His courage, fortitude and initiative in the performance of a difficult and hazardous duty characterized Commander Philip as a brilliant leader and seaman, reflecting the highest credit upon himself and the United States Naval Service, he gallantly gave his life in the service of his country.
— James Forrestal
  Captain Philip was the son in law of Joseph Taussig, brother in law of Joseph K. Taussig Jr. and uncle of Captain Joseph K. Taussig III USMC.

== History ==
Ordered from Todd Pacific Shipyards, Los Angeles Division, San Pedro, California on 27 February 1976 as part of the FY76 program, George Philip was laid down on 14 December 1977, launched on 16 December 1978, and commissioned on 10 October 1980. Decommissioned on 15 March 2003, as of June 2003 George Philip was in reserve at Naval Inactive Ships Maintenance Facility Bremerton, Washington.

=== 1980s ===
George Philip was sponsored by Snow Philip-Simpson, daughter of the ship's namesake, George Philip Jr. at the ship launching on 16 December 1978. George Philip was commissioned 15 November 1980 at Todd Shipyard in San Pedro, California.

From November 1980 to June 1981 George Philip conducted sea trials and testing. In June 1981 the ship received the Battle "E" award for excellence.

From July 1982 to February 1983 George Philip deployed for the first time in support of battle group. George Philip and her crew were awarded a Battle Effectiveness Award for operations during the 18-month period from 1 January 1982 to 30 June 1983.

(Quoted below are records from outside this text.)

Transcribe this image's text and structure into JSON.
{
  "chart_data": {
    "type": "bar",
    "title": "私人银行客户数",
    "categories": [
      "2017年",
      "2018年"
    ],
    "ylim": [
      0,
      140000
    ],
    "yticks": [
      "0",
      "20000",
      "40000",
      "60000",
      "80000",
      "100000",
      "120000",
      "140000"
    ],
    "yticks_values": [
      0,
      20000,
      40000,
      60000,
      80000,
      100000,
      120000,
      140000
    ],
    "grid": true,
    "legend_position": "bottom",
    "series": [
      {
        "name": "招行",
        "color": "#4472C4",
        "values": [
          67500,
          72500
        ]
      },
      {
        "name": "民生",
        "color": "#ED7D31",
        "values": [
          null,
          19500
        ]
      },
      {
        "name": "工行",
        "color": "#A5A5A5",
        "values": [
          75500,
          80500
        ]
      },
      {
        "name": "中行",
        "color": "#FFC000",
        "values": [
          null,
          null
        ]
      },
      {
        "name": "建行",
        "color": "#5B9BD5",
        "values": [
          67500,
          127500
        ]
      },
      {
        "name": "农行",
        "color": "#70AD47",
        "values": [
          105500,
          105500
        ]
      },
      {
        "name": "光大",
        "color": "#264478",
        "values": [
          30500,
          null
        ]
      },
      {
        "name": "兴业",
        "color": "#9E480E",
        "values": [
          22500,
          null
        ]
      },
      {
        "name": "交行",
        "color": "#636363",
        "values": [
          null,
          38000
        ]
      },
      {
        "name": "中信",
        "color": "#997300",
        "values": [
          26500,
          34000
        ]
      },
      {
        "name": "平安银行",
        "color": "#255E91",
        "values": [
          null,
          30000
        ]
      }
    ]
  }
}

From September 1984 to March 1985 the ship was deployed in support of U. S. efforts to keep sea lanes open in the Persian Gulf during the height of the Iran–Iraq War. In June 1985 the frigate transferred to the Naval Reserve Force (NRF). As a member of the NRF, the focus turns to the training and readiness of Selected Reservists. The ship goes from full manning to 60% manning, with the remainder made up of Reservists. From June 1985 to June 1987 engineering and weapons readiness examinations and inspections were performed along with training for helicopter pilots.

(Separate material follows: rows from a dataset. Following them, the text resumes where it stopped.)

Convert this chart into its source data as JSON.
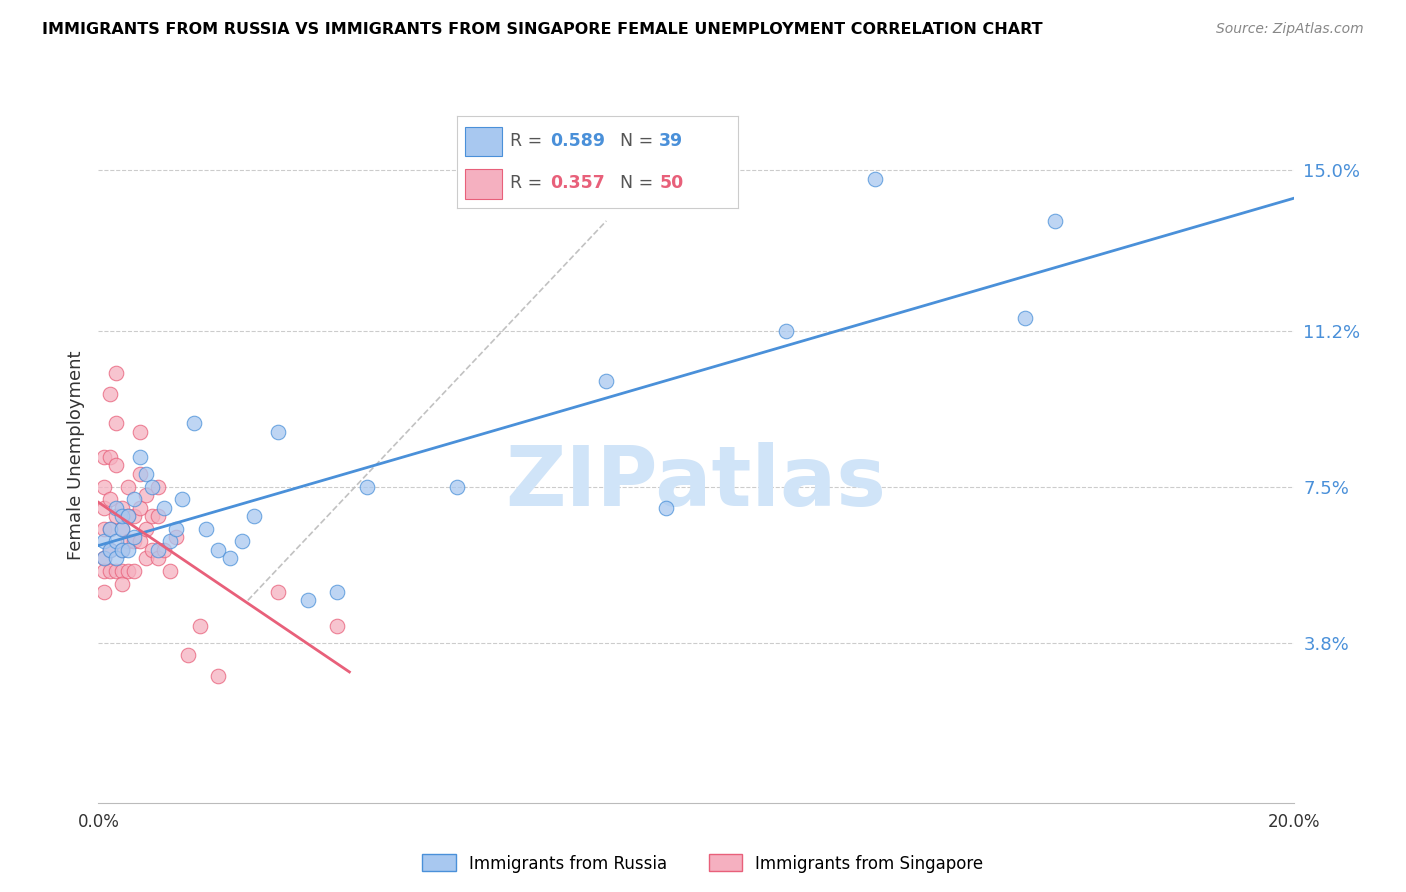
{
  "title": "IMMIGRANTS FROM RUSSIA VS IMMIGRANTS FROM SINGAPORE FEMALE UNEMPLOYMENT CORRELATION CHART",
  "source": "Source: ZipAtlas.com",
  "ylabel": "Female Unemployment",
  "r_russia": 0.589,
  "n_russia": 39,
  "r_singapore": 0.357,
  "n_singapore": 50,
  "xlim": [
    0.0,
    0.2
  ],
  "ylim": [
    0.0,
    0.165
  ],
  "yticks": [
    0.038,
    0.075,
    0.112,
    0.15
  ],
  "ytick_labels": [
    "3.8%",
    "7.5%",
    "11.2%",
    "15.0%"
  ],
  "xticks": [
    0.0,
    0.04,
    0.08,
    0.12,
    0.16,
    0.2
  ],
  "xtick_labels": [
    "0.0%",
    "",
    "",
    "",
    "",
    "20.0%"
  ],
  "color_russia": "#A8C8F0",
  "color_singapore": "#F5B0C0",
  "line_color_russia": "#4A90D9",
  "line_color_singapore": "#E8607A",
  "watermark": "ZIPatlas",
  "watermark_color": "#D0E4F8",
  "russia_x": [
    0.001,
    0.001,
    0.002,
    0.002,
    0.003,
    0.003,
    0.003,
    0.004,
    0.004,
    0.004,
    0.005,
    0.005,
    0.006,
    0.006,
    0.007,
    0.008,
    0.009,
    0.01,
    0.011,
    0.012,
    0.013,
    0.014,
    0.016,
    0.018,
    0.02,
    0.022,
    0.024,
    0.026,
    0.03,
    0.035,
    0.04,
    0.045,
    0.06,
    0.085,
    0.095,
    0.115,
    0.13,
    0.155,
    0.16
  ],
  "russia_y": [
    0.058,
    0.062,
    0.06,
    0.065,
    0.058,
    0.062,
    0.07,
    0.06,
    0.065,
    0.068,
    0.06,
    0.068,
    0.063,
    0.072,
    0.082,
    0.078,
    0.075,
    0.06,
    0.07,
    0.062,
    0.065,
    0.072,
    0.09,
    0.065,
    0.06,
    0.058,
    0.062,
    0.068,
    0.088,
    0.048,
    0.05,
    0.075,
    0.075,
    0.1,
    0.07,
    0.112,
    0.148,
    0.115,
    0.138
  ],
  "singapore_x": [
    0.001,
    0.001,
    0.001,
    0.001,
    0.001,
    0.001,
    0.001,
    0.002,
    0.002,
    0.002,
    0.002,
    0.002,
    0.002,
    0.003,
    0.003,
    0.003,
    0.003,
    0.003,
    0.004,
    0.004,
    0.004,
    0.004,
    0.004,
    0.005,
    0.005,
    0.005,
    0.005,
    0.006,
    0.006,
    0.006,
    0.007,
    0.007,
    0.007,
    0.007,
    0.008,
    0.008,
    0.008,
    0.009,
    0.009,
    0.01,
    0.01,
    0.01,
    0.011,
    0.012,
    0.013,
    0.015,
    0.017,
    0.02,
    0.03,
    0.04
  ],
  "singapore_y": [
    0.082,
    0.075,
    0.07,
    0.065,
    0.058,
    0.055,
    0.05,
    0.097,
    0.082,
    0.072,
    0.065,
    0.06,
    0.055,
    0.102,
    0.09,
    0.08,
    0.068,
    0.055,
    0.07,
    0.065,
    0.06,
    0.055,
    0.052,
    0.075,
    0.068,
    0.062,
    0.055,
    0.068,
    0.062,
    0.055,
    0.088,
    0.078,
    0.07,
    0.062,
    0.073,
    0.065,
    0.058,
    0.068,
    0.06,
    0.075,
    0.068,
    0.058,
    0.06,
    0.055,
    0.063,
    0.035,
    0.042,
    0.03,
    0.05,
    0.042
  ]
}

George Philip underwent an overhaul at Southwest Marine in San Diego, California from December 1987 to June 1989. While in overhaul the ship received major upgrades in anti-submarine warfare (ASW) capabilities among which, the ship was fitted with a Tactical Towed Array Sonar (TACTASS).

From June 1989 to May 1992 George Philip participated in extensive ASW operations and was used as a test platform for the new ASW equipment.

=== 1990s ===
From May to August 1992 George Philip was deployed in support of efforts to counter drug traffic from South America to the United States. In August 1992 the ship began a series of independent operations and port visits that included: San Francisco; Seattle; Vancouver, British Columbia; and Mazatlán, Mexico.

These operations lasted until July 1994 when George Philip deployed in support of efforts to counter drug traffic from South America to the United States. In October 1994 the frigate was escort to the towing of the retired submarine to Bremerton Naval Station.

George Philip and her crew were awarded a Battle Effectiveness Award for operations in 1994, 1995 and 1996.

In November 1997 the ship participated in the Maritime Combined Operational Training (MARCOT) Exercise in the Northern Pacific. From January to April 1998 George Philip took part in counter-narcotics operations (CNOPS) in the South Pacific.

From March to October 1999 the ship was assigned to the Co-operation Afloat Readiness and Training (CARAT) Deployment.

=== 2000s ===
George Philip underwent the Dry-Docking Selected Restricted Availability (DSRA 00) at Continental Marine in San Diego from January to March 2000 In April George Philip transited to Alaska. The frigate conducted port visits to Esquimalt, British Columbia and Juneau, Alaska. On 2–8 October 2000 the ship made a port visit to Ensenada, Mexico.

George Philip was decommissioned on 15 March 2003, as of June 2003 the ship was in reserve at Puget Sound Naval Shipyard and Intermediate Maintenance Facility, Bremerton, Washington.